Larry, this is a very thoughtful and and valuable article. Brandeis isn't going to be USC or (The) Ohio State University athletically so why not put some time and effort into cultural events, community sports etc. Out here at UC Irvine, we don't have a football team but a lot of kids play in intramurals and you'd be amazed at how many people show up to watch. They have a good time at no cost! Mary Sullivan must have been doing many good things to last all those years. I was a good high school athlete but I ended up playing baseball for an abusive, mad to win coach and he took every last bit of fun out of the game for me. Sorry for cliche, but winning isn't everything.
Your article shows what happens when people lose perspective: good, valuable people get tossed aside. I'm sure Mary Sullivan has had a positive influence on her athletes. Remember when that used to mean something?
-I hope you get a chance to interview or speak to her. You have really given us a fine, very personal piece of writing that strikes a chord with anyone sympathetic to a dedicated employee. Sincerely, Scott
Date: Wed 11/29/2006 6:29 PM
Subject: Re: Terminating long time employees
Concerning “Social Justice at Brandeis,” the same sort of thing happened about two years ago at an elite university where I work. A female assistant dean was terminated 12 months before she would have been eligible for retirement benefits. Happily in this case, there was such a firestorm that she was subsequently reinstated in a different office for a year. I am not sure whether to feel better because this was not a cost-saving maneuver; probably the institutional brain trust just thought she was not zippy enough for the preferred youthful image. I’ll bet it didn't even occur to them that terminating this woman when they did would cost her the security of medical insurance and a pension for the rest of her life.

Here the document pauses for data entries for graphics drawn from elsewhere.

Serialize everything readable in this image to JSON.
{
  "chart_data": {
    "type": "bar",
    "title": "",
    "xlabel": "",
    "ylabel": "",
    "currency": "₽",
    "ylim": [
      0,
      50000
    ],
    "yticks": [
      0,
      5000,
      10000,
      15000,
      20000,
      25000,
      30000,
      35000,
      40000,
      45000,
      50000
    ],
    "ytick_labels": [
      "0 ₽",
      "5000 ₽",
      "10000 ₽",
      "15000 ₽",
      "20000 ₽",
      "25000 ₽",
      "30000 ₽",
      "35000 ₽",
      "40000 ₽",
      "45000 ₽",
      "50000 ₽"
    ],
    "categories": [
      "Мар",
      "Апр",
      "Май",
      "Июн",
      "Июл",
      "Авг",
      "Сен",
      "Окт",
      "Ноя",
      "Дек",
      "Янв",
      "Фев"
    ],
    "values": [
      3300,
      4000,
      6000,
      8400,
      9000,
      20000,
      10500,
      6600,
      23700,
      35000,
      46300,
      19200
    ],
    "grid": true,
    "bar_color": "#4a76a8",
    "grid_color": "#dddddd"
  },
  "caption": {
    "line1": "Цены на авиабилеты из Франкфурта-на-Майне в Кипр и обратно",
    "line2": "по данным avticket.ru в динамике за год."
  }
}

The larger issue these cases raise -- larger even than the age discrimination issue -- is the question of whether institutional loyalty counts for anything in universities as they try to make themselves more “businesslike.” If a university just wants to hire people to do their specialized tasks, without thinking that the institutional mission is any of their concern, well, that would be “sensible” and modern, rather like Wal-Mart. But people who remember their college years with warmth probably knew staff assistants or night watchmen or bureaucrats – or professors, for that matter -- who went beyond their jobs because they were proud of what the university represented. As the management of universities becomes “professionalized” and their employees become interchangeable parts, that way of thinking is coming to be regarded as sentimental, unbusinesslike nonsense. Something lovely, and human, and important, is being lost as a result.